I hesitated, deciding how to play this one. “I have an idea,” I said.
“Care to share it with me?”
“He may have had some reason to believe that Maria was in Orcus Beach.”
“The two of you were looking for her in Detroit,” he said. “Then you gave up and took him to the airport. Why would he suddenly think she was way up here in my tiny little town?”
I took a long breath and dived into it. “We talked to her family,” I said. “They told us that Maria was hiding from somebody. They wouldn’t tell us where. Randy may have gone back to their house and found out somehow. In fact, that’s where you should start looking, Chief. If Randy was hit with a shotgun.”
“Who said anything about a shotgun?”
“The doctor,” I said. “When we were at her family’s house in Farmington Hills, her brother threatened us with a shotgun.”
“What does a shotgun in Farmington Hills have to do with a shooting in my town?”

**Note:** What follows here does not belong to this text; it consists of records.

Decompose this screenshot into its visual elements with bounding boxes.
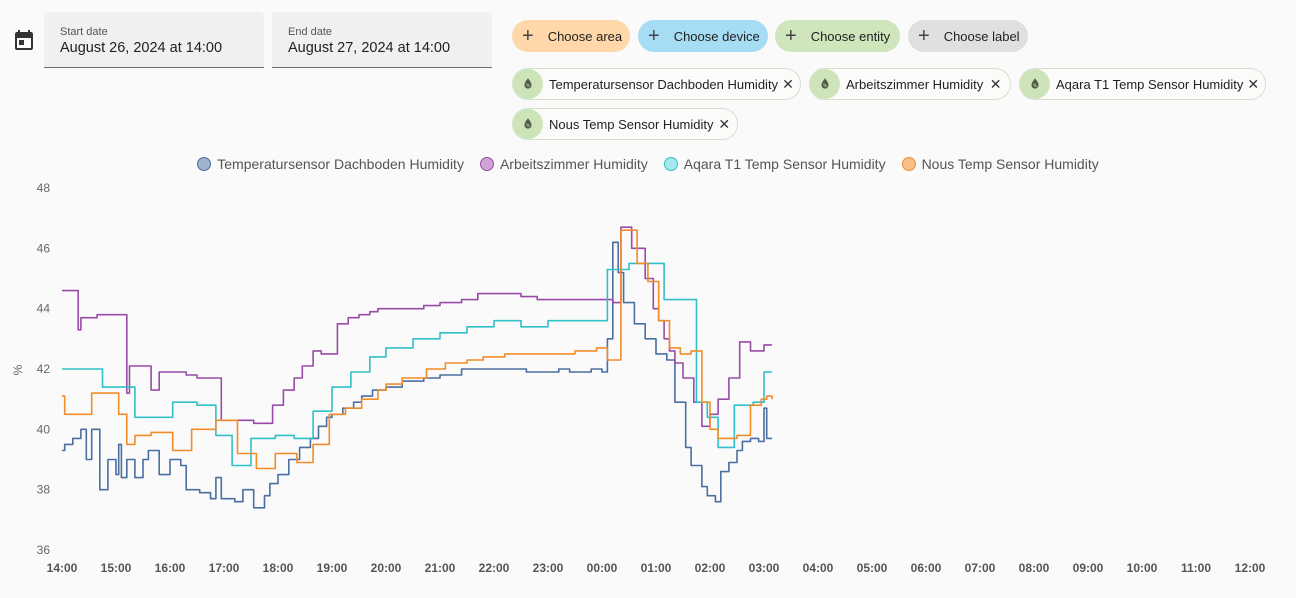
y-tick-label: 44 (37, 302, 51, 316)
x-tick-label: 07:00 (965, 561, 996, 575)
x-tick-label: 18:00 (263, 561, 294, 575)
y-tick-label: 46 (37, 241, 51, 255)
x-tick-label: 21:00 (425, 561, 456, 575)
series-line (62, 241, 773, 509)
x-tick-label: 17:00 (209, 561, 240, 575)
series-line (62, 229, 773, 470)
x-tick-label: 09:00 (1073, 561, 1104, 575)
y-tick-label: 36 (37, 543, 51, 557)
y-axis-label: % (11, 364, 25, 375)
x-tick-label: 20:00 (371, 561, 402, 575)
x-tick-label: 14:00 (47, 561, 78, 575)
x-tick-label: 06:00 (911, 561, 942, 575)
x-tick-label: 10:00 (1127, 561, 1158, 575)
humidity-history-chart[interactable]: 36 38 40 42 44 46 48% 14:00 15:00 16:00 17:00 18:00… (0, 0, 1296, 598)
x-tick-label: 15:00 (101, 561, 132, 575)
x-tick-label: 04:00 (803, 561, 834, 575)
x-tick-label: 23:00 (533, 561, 564, 575)
series-line (62, 262, 773, 467)
x-tick-label: 02:00 (695, 561, 726, 575)
x-tick-label: 22:00 (479, 561, 510, 575)
y-tick-label: 40 (37, 422, 51, 436)
y-tick-label: 48 (37, 181, 51, 195)
x-tick-label: 12:00 (1235, 561, 1266, 575)
x-tick-label: 01:00 (641, 561, 672, 575)
series-line (62, 226, 773, 428)
x-tick-label: 08:00 (1019, 561, 1050, 575)
x-tick-label: 16:00 (155, 561, 186, 575)
y-tick-label: 42 (37, 362, 51, 376)
x-tick-label: 11:00 (1181, 561, 1211, 575)
x-tick-label: 00:00 (587, 561, 618, 575)
y-tick-label: 38 (37, 483, 51, 497)
x-tick-label: 03:00 (749, 561, 780, 575)
x-tick-label: 05:00 (857, 561, 888, 575)
x-tick-label: 19:00 (317, 561, 348, 575)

“A shotgun gets pointed at his head, and then a few days later he gets blasted by one.”
“Even if it’s not just a coincidence, you can’t trace buckshot, Mr. McKnight. There’s no rifling to match up like on a bullet. You know that.”
“So just ask him about it,” I said. “I’ll give you his address.”
“Write it down.”
“She’s in your town, isn’t she?” I said as I wrote. “She’s in Orcus Beach.”
“Who, Maria? The woman with three last names?”
“If it’s such a small place, you’ve got to know about her. Hell, if she’s got an order of protection on this guy she’s hiding from, you’d have to know about it.”
“Do you know anything else about your friend?” he said. “Do you know what he does for a living these days?”
“You didn’t answer my question.”
“What does Randy Wilkins do to make money, Mr. McKnight? Do you know?”
“He said something about commercial real estate.”